In [1]:
import os
import time
import glob
import copy
import torch
import random
import numpy as np
import pandas as pd
import torch.nn as nn
import torch.nn.functional as F
from torch.utils.data import Dataset, DataLoader, random_split
from sklearn.metrics import accuracy_score, f1_score

# ------------------------------------------------------------------------------
# 0. Utils & Setup
# ------------------------------------------------------------------------------
def set_seed(seed):
    random.seed(seed)
    np.random.seed(seed)
    torch.manual_seed(seed)
    torch.cuda.manual_seed(seed)
    torch.cuda.manual_seed_all(seed)
    torch.backends.cudnn.deterministic = True
    torch.backends.cudnn.benchmark = False
    os.environ['PYTHONHASHSEED'] = str(seed)
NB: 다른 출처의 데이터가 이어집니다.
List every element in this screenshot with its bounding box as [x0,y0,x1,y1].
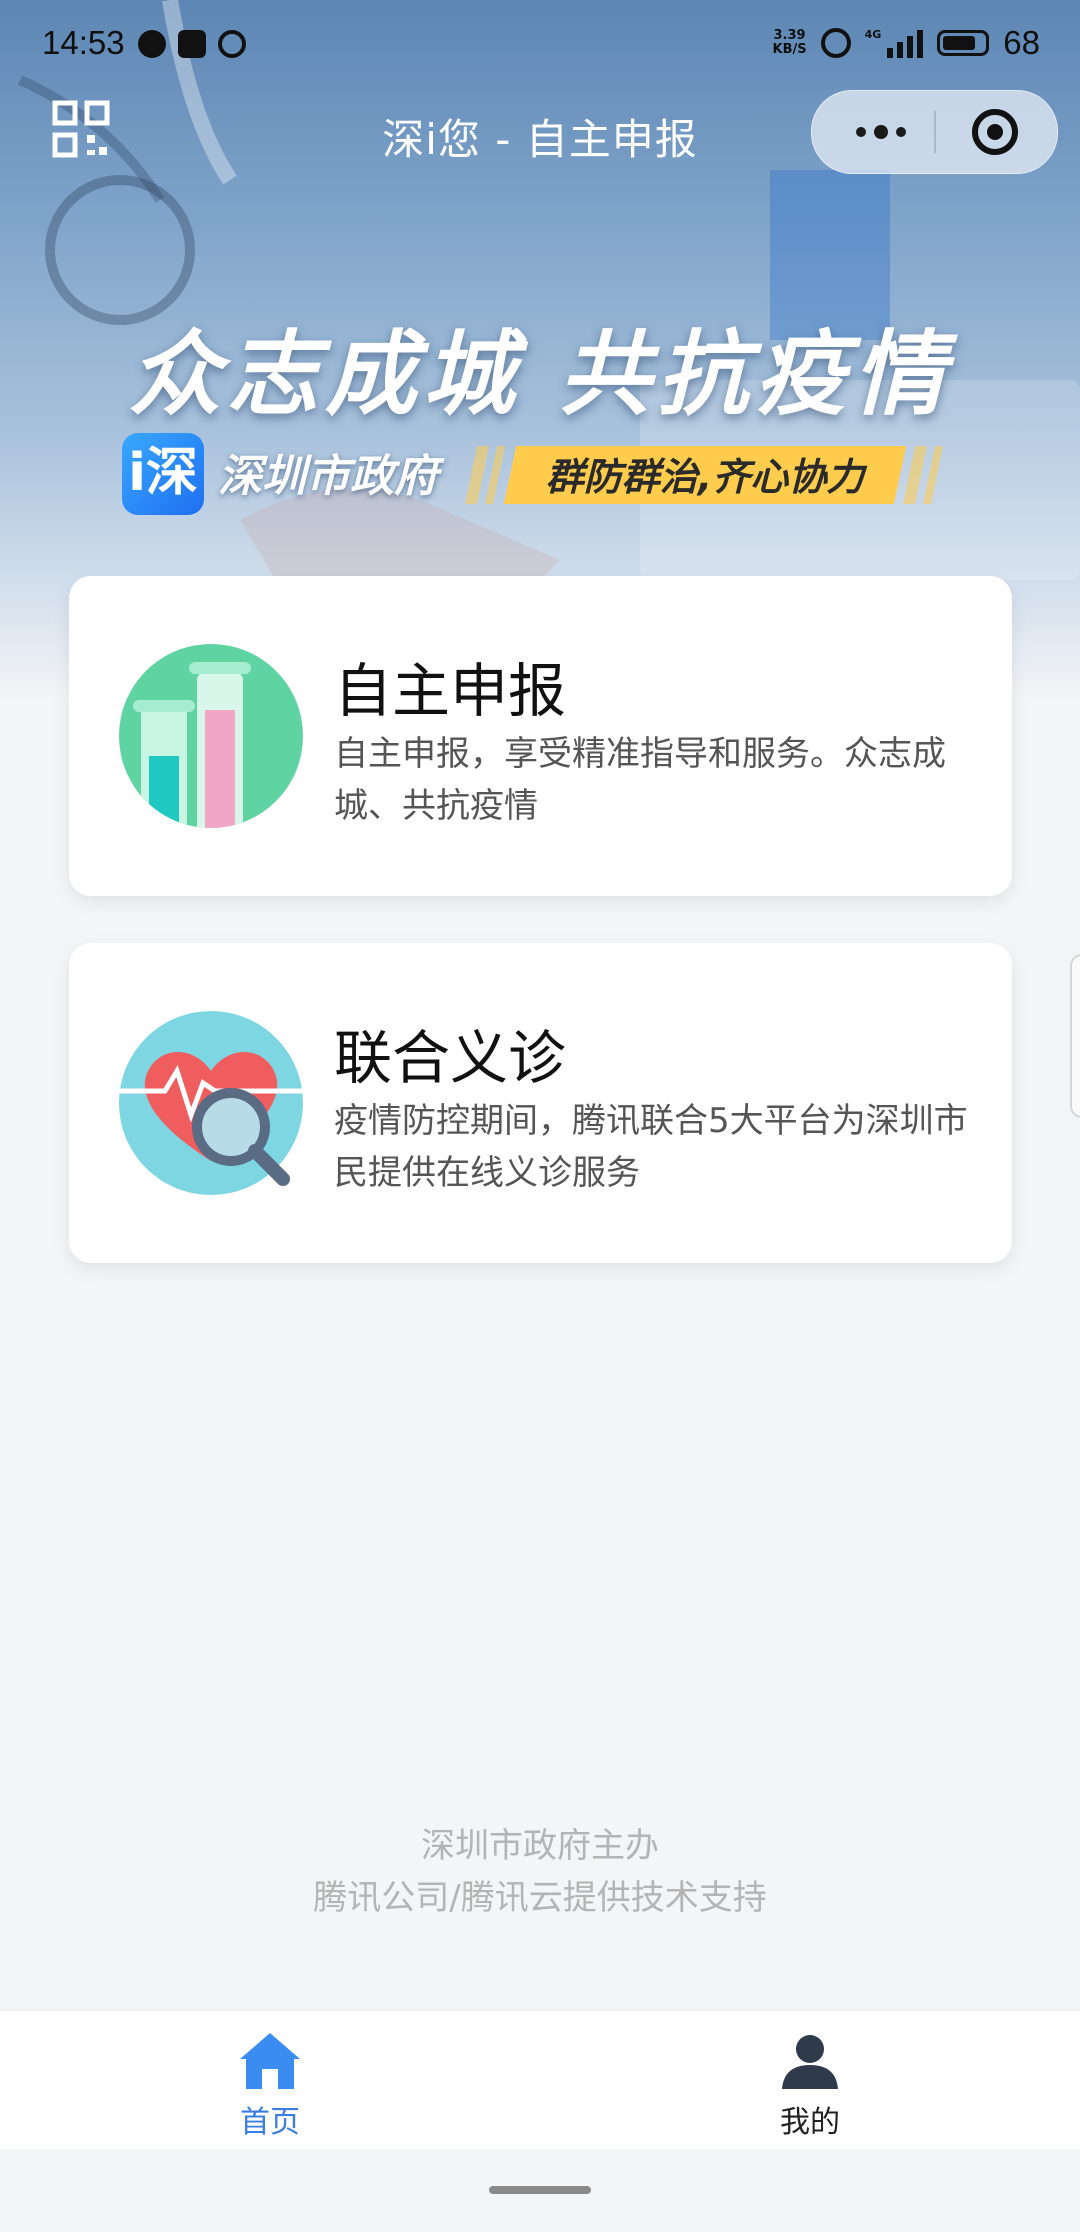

def seed_worker(worker_id):
    worker_seed = torch.initial_seed() % 2**32
    np.random.seed(worker_seed)
    random.seed(worker_seed)

# ------------------------------------------------------------------------------
# 1. MEHATLH
# ------------------------------------------------------------------------------
def _load_single_mhealth_log(path: str, feature_cols: list[str]):
    """
    하나의 mHealth_subjectXX.log 파일을 로드해서 DataFrame으로 반환.
    """
    df = pd.read_csv(
        path,
        sep="\t",
        header=None,
        names=feature_cols + ["label"],
    )
    return df

def load_mhealth_dataframe(data_dir: str):
    """
    data_dir 안의 mHealth_subject*.log 전부 읽어서 하나의 DataFrame으로 concat.
    """
    feature_cols = [
        "acc_chest_x", "acc_chest_y", "acc_chest_z",      # 0, 1, 2
        "ecg_1", "ecg_2",                                 # 3, 4
        "acc_ankle_x", "acc_ankle_y", "acc_ankle_z",      # 5, 6, 7  <- Physics
        "gyro_ankle_x", "gyro_ankle_y", "gyro_ankle_z",   # 8, 9, 10 <- Physics
        "mag_ankle_x", "mag_ankle_y", "mag_ankle_z",      # 11, 12, 13
        "acc_arm_x", "acc_arm_y", "acc_arm_z",          # 14, 15, 16
        "gyro_arm_x", "gyro_arm_y", "gyro_arm_z",       # 17, 18, 19
        "mag_arm_x", "mag_arm_y", "mag_arm_z",          # 20, 21, 22
    ]  # 총 23 channels

    log_files = glob.glob(os.path.join(data_dir, "mHealth_subject*.log"))
    if not log_files:
         raise FileNotFoundError(f"No mHealth_subject*.log files found in {data_dir}")
    print(f"Found {len(log_files)} log files in {data_dir}")

    dfs = []
    for fp in log_files:
        df_i = _load_single_mhealth_log(fp, feature_cols)
        dfs.append(df_i)

    full_df = pd.concat(dfs, ignore_index=True)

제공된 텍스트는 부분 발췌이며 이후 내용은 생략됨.